Born Cora Walton just outside Memphis, Taylor said her dream to become a blues singer was nurtured in the cotton fields outside her family’s sharecropper shack.
Orphaned at 11, Koko — a nickname she earned because of an early love of chocolate — moved to Chicago at age 18 with her soon-to-be-husband, the late Robert “Pops” Taylor, in search of work.
The break for Taylor came in 1962, when arranger-composer Willie Dixon, impressed by her voice, got her a Chess recording contract and produced several singles (and two albums) for her, including the million-selling 1965 hit, “Wang Dang Doodle,” which she called silly but which launched her recording career.

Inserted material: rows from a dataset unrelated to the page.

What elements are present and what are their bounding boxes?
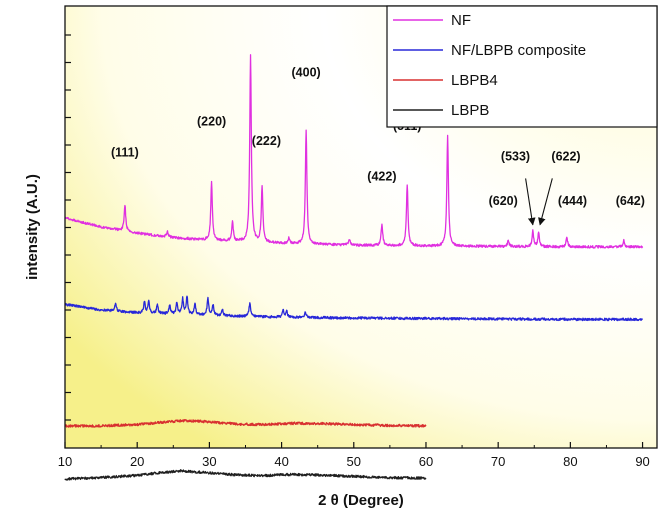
axis-layer: 10 20 30 40 50 60 70 80 90 [58, 34, 650, 469]
legend-label: LBPB4 [451, 72, 498, 89]
x-tick-label: 40 [274, 454, 288, 469]
peak-label: (533) [501, 150, 530, 164]
peak-label: (422) [367, 170, 396, 184]
series-layer [64, 54, 644, 481]
series-line-2 [64, 295, 644, 322]
peak-label: (400) [292, 66, 321, 80]
peak-label: (444) [558, 194, 587, 208]
x-tick-label: 60 [419, 454, 433, 469]
peak-label: (220) [197, 114, 226, 128]
x-tick-label: 50 [347, 454, 361, 469]
x-tick-label: 90 [635, 454, 649, 469]
peak-label: (111) [111, 145, 139, 159]
x-tick-label: 20 [130, 454, 144, 469]
x-tick-label: 70 [491, 454, 505, 469]
x-axis-label: 2 θ (Degree) [318, 492, 404, 509]
legend-label: NF/LBPB composite [451, 42, 586, 59]
annotation-arrow [538, 178, 553, 226]
peak-label: (642) [616, 194, 645, 208]
legend-label: NF [451, 12, 471, 29]
peak-label: (620) [489, 194, 518, 208]
legend-label: LBPB [451, 102, 489, 119]
peak-label: (622) [551, 150, 580, 164]
x-tick-label: 30 [202, 454, 216, 469]
annotation-arrow [525, 178, 536, 226]
series-line-4 [64, 469, 427, 481]
series-line-3 [64, 419, 427, 428]
y-axis-label: intensity (A.U.) [24, 174, 41, 280]
legend: NF NF/LBPB composite LBPB4 LBPB [386, 5, 658, 128]
series-line-1 [64, 54, 644, 249]
legend-box [386, 5, 658, 128]
peak-label: (222) [252, 134, 281, 148]
x-tick-label: 80 [563, 454, 577, 469]
x-tick-label: 10 [58, 454, 72, 469]
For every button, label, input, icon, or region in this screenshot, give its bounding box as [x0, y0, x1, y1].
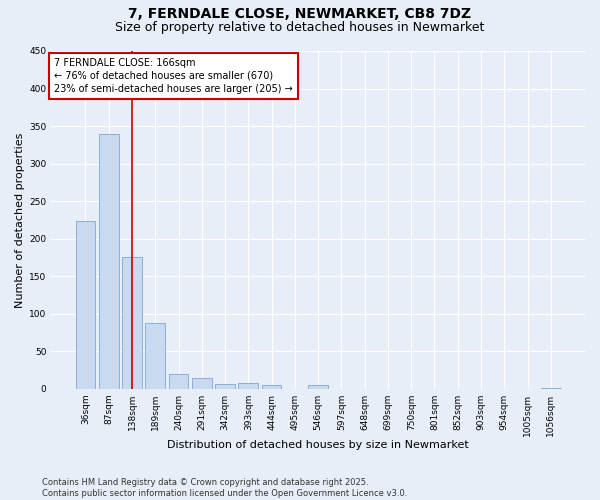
Bar [145, 323, 165, 389]
Bar [215, 384, 235, 389]
Text: Contains HM Land Registry data © Crown copyright and database right 2025.
Contai: Contains HM Land Registry data © Crown c… [42, 478, 407, 498]
Bar [122, 258, 142, 389]
Text: 7 FERNDALE CLOSE: 166sqm
← 76% of detached houses are smaller (670)
23% of semi-: 7 FERNDALE CLOSE: 166sqm ← 76% of detach… [54, 58, 293, 94]
Text: 7, FERNDALE CLOSE, NEWMARKET, CB8 7DZ: 7, FERNDALE CLOSE, NEWMARKET, CB8 7DZ [128, 8, 472, 22]
Bar [192, 378, 212, 389]
Bar [169, 374, 188, 389]
Text: Size of property relative to detached houses in Newmarket: Size of property relative to detached ho… [115, 21, 485, 34]
Bar [262, 385, 281, 389]
Bar [238, 383, 258, 389]
Bar [541, 388, 561, 389]
Y-axis label: Number of detached properties: Number of detached properties [15, 132, 25, 308]
Bar [308, 385, 328, 389]
Bar [76, 220, 95, 389]
Bar [99, 134, 119, 389]
X-axis label: Distribution of detached houses by size in Newmarket: Distribution of detached houses by size … [167, 440, 469, 450]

From Chicago blues clubs, Taylor took her raucous, gritty, good-time blues on the road to blues and jazz festivals around the nation, and into Europe. After the Chess label folded, she signed with Alligator Records.
In most years, she performed at least 100 concerts a year.
In addition to performing, she operated a Chicago nightclub, which closed in November 2001 because her daughter, club manager Joyce Threatt, developed severe asthma and could no longer manage a smoky nightclub.
Survivors include her daughter, husband Hays Harris, grandchildren and great-grandchildren.